All transferred layers and heterostructures were reportedly of high quality, that is, they featured uniform coverage over up to 100-millimeter sized silicon wafers and exhibited little strain in the transferred 2D materials.
“Our transfer method is in principle applicable to any 2D material, independent of the size and the type of growth substrate,” said Prof. Max Lemme, from Graphene Flagship partners AMO GmbH and RWTH Aachen University. “And, since it relies only on tools and methods that are already common in the semiconductor industry, it could substantially accelerate the appearance on the market of a new generation of devices where 2D materials are integrated on top of conventional integrated circuits or microsystem. This work is an important step towards this goal and, although many further challenges remain, the range of potential applications is large: from photonics to sensing to neuromorphic computing. The integration of 2D materials could be a real game-changer for the European high-tech industry.”
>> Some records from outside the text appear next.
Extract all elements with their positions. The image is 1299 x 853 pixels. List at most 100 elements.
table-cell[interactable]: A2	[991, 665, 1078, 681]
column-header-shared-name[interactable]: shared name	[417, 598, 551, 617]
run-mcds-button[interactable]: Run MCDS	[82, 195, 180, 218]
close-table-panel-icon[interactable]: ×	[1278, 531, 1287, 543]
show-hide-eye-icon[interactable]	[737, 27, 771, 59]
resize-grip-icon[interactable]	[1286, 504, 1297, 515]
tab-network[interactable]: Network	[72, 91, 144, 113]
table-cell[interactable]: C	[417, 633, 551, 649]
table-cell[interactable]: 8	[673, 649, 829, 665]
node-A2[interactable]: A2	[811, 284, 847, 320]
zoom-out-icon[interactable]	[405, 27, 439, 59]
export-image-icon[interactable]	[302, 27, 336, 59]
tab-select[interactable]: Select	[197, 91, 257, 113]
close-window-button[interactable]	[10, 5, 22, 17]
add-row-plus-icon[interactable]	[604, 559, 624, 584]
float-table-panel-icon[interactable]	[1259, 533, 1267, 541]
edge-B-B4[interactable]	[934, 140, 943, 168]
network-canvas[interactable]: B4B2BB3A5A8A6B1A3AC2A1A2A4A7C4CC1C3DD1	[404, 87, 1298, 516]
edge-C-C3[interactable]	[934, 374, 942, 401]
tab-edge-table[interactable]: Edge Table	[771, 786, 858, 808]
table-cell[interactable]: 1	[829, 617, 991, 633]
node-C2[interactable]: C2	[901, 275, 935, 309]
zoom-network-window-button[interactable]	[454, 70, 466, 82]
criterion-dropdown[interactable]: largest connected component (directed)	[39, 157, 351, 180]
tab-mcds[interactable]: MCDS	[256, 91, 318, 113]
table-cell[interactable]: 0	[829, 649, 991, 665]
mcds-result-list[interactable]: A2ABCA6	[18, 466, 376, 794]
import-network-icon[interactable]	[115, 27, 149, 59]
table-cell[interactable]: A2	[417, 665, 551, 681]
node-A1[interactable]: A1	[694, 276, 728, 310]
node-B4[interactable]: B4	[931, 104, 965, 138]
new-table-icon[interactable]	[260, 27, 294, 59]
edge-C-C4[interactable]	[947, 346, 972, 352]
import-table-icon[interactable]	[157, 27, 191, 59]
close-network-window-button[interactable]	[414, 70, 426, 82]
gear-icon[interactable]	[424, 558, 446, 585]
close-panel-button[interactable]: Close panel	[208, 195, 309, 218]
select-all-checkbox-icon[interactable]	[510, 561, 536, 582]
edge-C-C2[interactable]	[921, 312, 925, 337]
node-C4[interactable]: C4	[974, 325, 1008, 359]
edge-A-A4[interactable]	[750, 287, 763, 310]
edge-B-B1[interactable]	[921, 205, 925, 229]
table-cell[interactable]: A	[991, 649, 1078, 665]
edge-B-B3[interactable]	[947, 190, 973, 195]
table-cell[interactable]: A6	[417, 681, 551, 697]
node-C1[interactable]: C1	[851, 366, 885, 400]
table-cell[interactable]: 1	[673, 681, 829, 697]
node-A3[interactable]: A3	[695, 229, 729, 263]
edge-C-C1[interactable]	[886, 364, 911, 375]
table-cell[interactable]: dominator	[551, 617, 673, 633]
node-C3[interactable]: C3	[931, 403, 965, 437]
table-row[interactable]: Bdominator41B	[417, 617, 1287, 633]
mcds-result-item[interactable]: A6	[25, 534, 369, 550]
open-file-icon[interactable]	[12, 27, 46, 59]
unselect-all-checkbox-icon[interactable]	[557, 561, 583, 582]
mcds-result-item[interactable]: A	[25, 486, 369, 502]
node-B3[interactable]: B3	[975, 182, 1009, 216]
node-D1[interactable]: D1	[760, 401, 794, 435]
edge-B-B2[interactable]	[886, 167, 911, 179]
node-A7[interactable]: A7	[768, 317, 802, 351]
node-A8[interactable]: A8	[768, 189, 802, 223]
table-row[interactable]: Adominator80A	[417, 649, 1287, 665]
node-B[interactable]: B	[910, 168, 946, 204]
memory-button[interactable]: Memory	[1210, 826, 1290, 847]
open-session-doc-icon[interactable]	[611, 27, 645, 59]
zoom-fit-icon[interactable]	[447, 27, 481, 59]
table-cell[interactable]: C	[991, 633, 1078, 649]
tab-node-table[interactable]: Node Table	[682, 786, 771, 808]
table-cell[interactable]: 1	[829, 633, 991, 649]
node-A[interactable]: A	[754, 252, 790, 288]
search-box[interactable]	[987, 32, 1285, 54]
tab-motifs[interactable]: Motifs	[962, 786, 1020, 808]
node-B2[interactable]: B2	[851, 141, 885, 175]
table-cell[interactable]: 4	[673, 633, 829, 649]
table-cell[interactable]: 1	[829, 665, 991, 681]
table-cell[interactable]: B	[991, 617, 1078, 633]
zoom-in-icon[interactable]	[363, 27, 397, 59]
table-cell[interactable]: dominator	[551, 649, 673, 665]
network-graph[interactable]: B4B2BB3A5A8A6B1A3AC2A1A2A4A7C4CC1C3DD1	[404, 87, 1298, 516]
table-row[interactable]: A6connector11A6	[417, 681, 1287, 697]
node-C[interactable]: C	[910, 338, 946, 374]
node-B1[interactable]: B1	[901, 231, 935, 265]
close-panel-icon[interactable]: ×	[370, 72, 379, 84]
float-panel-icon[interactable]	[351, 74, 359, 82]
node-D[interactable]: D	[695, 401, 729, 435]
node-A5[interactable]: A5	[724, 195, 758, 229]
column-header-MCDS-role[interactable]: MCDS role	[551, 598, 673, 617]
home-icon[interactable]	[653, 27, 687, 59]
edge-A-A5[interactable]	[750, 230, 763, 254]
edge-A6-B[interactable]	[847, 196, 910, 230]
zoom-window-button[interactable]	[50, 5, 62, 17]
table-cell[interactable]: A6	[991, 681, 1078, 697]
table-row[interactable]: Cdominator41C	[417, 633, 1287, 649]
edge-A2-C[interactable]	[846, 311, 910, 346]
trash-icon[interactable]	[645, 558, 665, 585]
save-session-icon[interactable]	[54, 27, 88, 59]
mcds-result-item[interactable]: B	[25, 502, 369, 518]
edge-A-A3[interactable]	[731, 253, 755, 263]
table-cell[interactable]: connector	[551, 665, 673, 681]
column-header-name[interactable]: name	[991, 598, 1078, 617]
Recently, the European Commission launched a €20 million project to bridge the gap between lab-scale manufacturing and large volume production of electronic devices based on two-dimensional materials, the Graphene Flagship 2D Experimental Pilot Line (2D-EPL).
“This paper is a good example of the work that we carry out in the 2D-EPL project,” said Cedric Huyghebaert, program manager for exploratory materials and module integration at imec and technical leader of the 2D-EPL project. ”This is one of our urgent tasks at the moment is to develop tool kits and design manuals for manufacturing devices based on 2D materials that are compatible with the standards of the semiconductor industry. The next step will be to demonstrate the potential of these processes for producing innovative sensors and optoelectronic devices on a pilot line.”